CS62 - Spring 2010 - Lecture 6

  • Quiz: Write a recursive procedure to multiply two values a and b using only addition. What is the complexity of this procedure?

  • Comment on submission process

  • Today, we're talking about sorting. One of the first questions we need to ask is how are we going to compare things. For numbers, it's straightforward. What about Strings? What about other objects?
       - need to implement the Comparable interface: compareTo
          - x.compareTo(y) == 0 if x == y
             - should also have s.equals(y) be true
          - x.compareTo(y) < 0 if x < y
          - x.compareTo(y) > 0 if x > y
       - Comparable is a generic interface, i.e. you need to instantiate it with a class type "public class myClass implements Comparable<myClass>{}
          - public int compareTo(myClass obj)
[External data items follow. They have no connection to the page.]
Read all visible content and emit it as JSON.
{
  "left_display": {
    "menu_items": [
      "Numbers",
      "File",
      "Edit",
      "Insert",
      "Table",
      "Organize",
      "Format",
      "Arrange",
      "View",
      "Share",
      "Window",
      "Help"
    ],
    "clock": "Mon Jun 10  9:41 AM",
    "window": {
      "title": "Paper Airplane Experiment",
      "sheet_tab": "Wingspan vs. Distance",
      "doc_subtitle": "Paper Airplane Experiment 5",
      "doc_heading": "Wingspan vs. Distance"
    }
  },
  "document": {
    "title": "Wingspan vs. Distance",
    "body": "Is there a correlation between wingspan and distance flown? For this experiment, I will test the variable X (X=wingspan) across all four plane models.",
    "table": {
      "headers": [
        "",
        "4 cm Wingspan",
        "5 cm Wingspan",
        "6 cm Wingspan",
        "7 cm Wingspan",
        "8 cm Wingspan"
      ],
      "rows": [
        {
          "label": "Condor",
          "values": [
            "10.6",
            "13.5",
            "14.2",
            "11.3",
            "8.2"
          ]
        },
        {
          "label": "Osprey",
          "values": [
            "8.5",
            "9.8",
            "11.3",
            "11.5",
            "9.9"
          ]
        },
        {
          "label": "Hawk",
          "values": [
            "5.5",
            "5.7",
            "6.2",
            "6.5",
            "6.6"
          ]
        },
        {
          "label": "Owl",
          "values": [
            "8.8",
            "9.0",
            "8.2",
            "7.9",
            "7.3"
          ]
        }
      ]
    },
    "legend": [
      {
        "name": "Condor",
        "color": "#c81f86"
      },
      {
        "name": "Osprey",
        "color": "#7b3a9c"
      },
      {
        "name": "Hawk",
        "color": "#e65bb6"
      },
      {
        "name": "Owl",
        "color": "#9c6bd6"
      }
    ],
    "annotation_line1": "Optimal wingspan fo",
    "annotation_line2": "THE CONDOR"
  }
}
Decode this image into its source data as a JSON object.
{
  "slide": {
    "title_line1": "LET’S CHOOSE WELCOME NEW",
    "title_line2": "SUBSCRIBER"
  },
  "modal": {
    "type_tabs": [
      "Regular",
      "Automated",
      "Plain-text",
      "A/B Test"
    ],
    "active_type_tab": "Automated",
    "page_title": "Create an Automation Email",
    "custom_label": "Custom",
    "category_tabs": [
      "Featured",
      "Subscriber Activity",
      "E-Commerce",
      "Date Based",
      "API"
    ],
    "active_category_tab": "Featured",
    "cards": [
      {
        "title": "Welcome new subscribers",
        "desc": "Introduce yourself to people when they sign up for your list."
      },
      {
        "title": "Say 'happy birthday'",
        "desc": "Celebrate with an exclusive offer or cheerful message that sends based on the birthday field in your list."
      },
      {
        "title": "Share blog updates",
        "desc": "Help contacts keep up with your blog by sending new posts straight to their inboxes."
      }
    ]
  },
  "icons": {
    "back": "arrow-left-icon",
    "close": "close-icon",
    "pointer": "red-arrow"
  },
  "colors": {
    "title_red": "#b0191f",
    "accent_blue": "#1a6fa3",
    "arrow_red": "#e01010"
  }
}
  • A few quick notes on generics
       - Let's say we wanted to write a generic class that did some mathematical manipulations on the objects. We'd therefore like to restrict the type of the classes you can use to instantiate that class, in this case, to any class that inherits from java.lang.Number which has a number of methods, including intValue()
       - we can use "extends" in our generic type declaration:

       public class MoreGenerics <E extends Number> {
          public void aGenericMethod(E obj){
             int num = obj.intValue();

       - notice that we can call obj.intValue() (which is a method from java.lang.Number) because the compiler restricts the types we can use. For example
          - MoreGenerics<Integer> would be legal and compile
          - while MoreGenerics<String> would not compile
       - Similarly, for interfaces (e.g. Comparable) we use extends
          - <E extends Comparable<E>>
             - in this case, the interface is also a generic interface, so we're saying we have a generic class E that implements the interface Comparable for that same type, E

  • proofs by induction
       - prove the base case
       - prove the inductive case: show that if the case holds for i-1 then you can prove it for i
          - assume it's true for i-1
          - show that under this assumption, it's true for i
       - therefore, it must hold for n